A Backdoor attack (BA) is an important type of adversarial attack against deep neural network classifiers, wherein test samples from one or more source classes will be (mis)classified to the attacker's target class when a backdoor pattern (BP) is embedded. In this paper, we focus on the post-training backdoor defense scenario commonly considered in the literature, where the defender aims to detect whether a trained classifier was backdoor attacked, without any access to the training set. To the best of our knowledge, existing post-training backdoor defenses are all designed for BAs with presumed BP types, where each BP type has a specific embedding function. They may fail when the actual BP type used by the attacker (unknown to the defender) is different from the BP type assumed by the defender. In contrast, we propose a universal post-training defense that detects BAs with arbitrary types of BPs, without making any assumptions about the BP type. Our detector leverages the influence of the BA, independently of the BP type, on the landscape of the classifier's outputs prior to the softmax layer. For each class, a maximum margin statistic is estimated using a set of random vectors; detection inference is then performed by applying an unsupervised anomaly detector to these statistics.

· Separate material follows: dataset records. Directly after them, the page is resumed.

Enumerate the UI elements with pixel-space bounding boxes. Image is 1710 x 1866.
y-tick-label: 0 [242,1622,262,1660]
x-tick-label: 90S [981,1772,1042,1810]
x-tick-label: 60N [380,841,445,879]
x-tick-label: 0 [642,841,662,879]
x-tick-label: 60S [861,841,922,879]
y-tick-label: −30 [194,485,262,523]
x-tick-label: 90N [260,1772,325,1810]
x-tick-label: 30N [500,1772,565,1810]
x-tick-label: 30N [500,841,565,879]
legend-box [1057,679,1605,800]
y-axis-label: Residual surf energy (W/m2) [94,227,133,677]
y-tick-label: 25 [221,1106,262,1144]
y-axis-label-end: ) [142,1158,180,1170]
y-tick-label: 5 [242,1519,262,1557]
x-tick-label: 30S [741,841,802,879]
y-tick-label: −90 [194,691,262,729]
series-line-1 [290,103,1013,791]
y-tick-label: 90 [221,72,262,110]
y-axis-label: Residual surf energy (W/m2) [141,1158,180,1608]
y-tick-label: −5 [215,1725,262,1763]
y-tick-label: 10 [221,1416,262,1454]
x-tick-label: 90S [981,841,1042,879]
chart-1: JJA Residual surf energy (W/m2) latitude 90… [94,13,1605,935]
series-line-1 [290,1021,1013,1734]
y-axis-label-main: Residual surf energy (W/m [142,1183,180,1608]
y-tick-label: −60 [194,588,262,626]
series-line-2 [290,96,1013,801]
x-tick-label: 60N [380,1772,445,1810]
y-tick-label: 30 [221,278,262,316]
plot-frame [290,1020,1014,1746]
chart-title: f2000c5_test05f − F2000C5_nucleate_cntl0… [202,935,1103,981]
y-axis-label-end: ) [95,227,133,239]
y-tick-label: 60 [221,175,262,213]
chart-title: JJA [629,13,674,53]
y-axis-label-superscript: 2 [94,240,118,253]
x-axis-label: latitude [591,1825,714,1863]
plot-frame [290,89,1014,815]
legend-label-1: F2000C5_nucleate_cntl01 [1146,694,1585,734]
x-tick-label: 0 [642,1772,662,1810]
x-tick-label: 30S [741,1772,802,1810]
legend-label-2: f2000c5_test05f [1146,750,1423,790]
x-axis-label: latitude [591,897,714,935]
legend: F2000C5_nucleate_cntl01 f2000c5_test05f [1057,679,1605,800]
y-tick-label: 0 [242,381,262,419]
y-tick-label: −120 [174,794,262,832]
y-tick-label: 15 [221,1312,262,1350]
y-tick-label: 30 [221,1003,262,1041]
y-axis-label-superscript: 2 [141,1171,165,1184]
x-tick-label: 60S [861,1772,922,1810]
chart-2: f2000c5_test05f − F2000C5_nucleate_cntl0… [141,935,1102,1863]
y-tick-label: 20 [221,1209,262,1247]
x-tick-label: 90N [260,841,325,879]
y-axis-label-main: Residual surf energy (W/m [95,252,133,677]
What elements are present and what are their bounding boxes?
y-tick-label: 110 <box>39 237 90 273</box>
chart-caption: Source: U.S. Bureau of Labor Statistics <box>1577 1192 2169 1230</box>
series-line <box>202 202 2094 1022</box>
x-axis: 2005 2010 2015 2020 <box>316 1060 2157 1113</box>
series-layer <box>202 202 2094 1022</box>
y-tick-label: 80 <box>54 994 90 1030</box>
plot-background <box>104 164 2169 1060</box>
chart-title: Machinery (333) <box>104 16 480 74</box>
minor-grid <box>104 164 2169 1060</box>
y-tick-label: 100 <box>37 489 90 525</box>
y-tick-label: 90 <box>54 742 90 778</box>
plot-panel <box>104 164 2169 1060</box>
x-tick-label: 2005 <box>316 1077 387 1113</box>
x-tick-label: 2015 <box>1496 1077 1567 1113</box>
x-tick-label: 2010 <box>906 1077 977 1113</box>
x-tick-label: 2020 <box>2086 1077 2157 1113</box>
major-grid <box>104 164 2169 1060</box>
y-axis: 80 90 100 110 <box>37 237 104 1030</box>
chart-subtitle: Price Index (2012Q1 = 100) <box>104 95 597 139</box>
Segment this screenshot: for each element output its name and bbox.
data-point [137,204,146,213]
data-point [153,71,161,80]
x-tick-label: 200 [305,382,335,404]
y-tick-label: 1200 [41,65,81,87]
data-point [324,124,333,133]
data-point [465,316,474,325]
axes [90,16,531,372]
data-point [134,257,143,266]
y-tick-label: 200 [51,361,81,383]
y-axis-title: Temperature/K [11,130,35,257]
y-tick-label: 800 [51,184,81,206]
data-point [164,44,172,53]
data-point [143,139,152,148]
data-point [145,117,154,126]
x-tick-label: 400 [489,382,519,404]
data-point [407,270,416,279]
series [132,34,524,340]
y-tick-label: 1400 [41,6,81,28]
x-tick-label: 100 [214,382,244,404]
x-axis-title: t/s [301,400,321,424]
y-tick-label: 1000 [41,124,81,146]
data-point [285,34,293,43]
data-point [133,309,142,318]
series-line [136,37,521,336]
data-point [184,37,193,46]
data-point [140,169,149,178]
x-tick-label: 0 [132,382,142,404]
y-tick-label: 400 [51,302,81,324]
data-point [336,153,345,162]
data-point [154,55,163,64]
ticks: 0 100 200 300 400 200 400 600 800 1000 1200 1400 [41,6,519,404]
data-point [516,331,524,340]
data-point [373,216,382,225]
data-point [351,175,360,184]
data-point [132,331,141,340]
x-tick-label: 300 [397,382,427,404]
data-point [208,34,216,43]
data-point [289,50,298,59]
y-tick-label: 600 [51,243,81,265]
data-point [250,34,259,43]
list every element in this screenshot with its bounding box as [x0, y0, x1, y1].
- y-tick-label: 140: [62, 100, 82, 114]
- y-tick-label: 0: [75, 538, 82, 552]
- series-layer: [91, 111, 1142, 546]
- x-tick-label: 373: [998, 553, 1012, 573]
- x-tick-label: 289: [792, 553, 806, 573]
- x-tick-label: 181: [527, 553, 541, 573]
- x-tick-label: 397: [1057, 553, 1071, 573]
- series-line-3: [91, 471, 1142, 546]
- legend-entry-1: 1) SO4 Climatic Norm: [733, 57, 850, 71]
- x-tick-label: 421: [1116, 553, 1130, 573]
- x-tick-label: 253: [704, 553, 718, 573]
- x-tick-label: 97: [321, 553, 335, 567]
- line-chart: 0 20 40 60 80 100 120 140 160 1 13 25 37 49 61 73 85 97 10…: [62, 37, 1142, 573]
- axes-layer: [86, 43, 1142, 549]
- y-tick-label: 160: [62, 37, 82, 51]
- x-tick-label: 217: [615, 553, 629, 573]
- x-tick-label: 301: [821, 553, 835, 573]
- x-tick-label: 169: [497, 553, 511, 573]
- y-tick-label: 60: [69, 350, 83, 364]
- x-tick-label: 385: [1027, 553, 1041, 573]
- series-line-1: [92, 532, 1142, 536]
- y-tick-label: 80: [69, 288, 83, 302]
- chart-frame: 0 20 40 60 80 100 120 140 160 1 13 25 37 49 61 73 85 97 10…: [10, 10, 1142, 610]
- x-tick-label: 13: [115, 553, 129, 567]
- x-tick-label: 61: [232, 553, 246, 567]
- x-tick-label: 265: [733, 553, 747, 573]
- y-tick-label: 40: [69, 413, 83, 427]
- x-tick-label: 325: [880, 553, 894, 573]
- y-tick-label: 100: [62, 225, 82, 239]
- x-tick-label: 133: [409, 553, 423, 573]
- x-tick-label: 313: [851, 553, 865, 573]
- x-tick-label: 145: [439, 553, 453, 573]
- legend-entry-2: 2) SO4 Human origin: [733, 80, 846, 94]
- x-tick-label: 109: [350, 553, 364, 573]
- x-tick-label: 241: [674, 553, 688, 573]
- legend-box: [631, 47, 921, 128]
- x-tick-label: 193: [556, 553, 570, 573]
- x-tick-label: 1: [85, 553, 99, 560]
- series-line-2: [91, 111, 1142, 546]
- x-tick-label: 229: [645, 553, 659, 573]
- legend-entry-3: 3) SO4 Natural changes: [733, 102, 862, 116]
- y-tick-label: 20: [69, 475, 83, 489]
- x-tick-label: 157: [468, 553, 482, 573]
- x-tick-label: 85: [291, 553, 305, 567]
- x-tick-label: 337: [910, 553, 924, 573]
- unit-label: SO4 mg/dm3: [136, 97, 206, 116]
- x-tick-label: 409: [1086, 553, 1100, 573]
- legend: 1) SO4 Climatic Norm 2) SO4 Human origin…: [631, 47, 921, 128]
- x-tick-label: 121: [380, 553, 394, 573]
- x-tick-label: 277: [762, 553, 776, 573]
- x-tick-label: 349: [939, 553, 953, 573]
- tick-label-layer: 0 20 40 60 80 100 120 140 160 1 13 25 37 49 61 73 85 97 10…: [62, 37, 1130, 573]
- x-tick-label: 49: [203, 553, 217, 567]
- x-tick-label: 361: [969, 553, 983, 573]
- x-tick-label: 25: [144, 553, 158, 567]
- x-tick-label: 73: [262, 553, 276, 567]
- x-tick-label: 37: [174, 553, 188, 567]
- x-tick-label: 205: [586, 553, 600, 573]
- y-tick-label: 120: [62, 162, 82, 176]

Thus, our detector is also an advance relative to most existing post-training methods by not needing any legitimate clean samples, and can efficiently detect BAs with arbitrary numbers of source classes. These advantages of our detector over several state-of-the-art methods are demonstrated on four datasets, for three different types of BPs, and for a variety of attack configurations. Finally, we propose a novel, general approach for BA mitigation once a detection is made.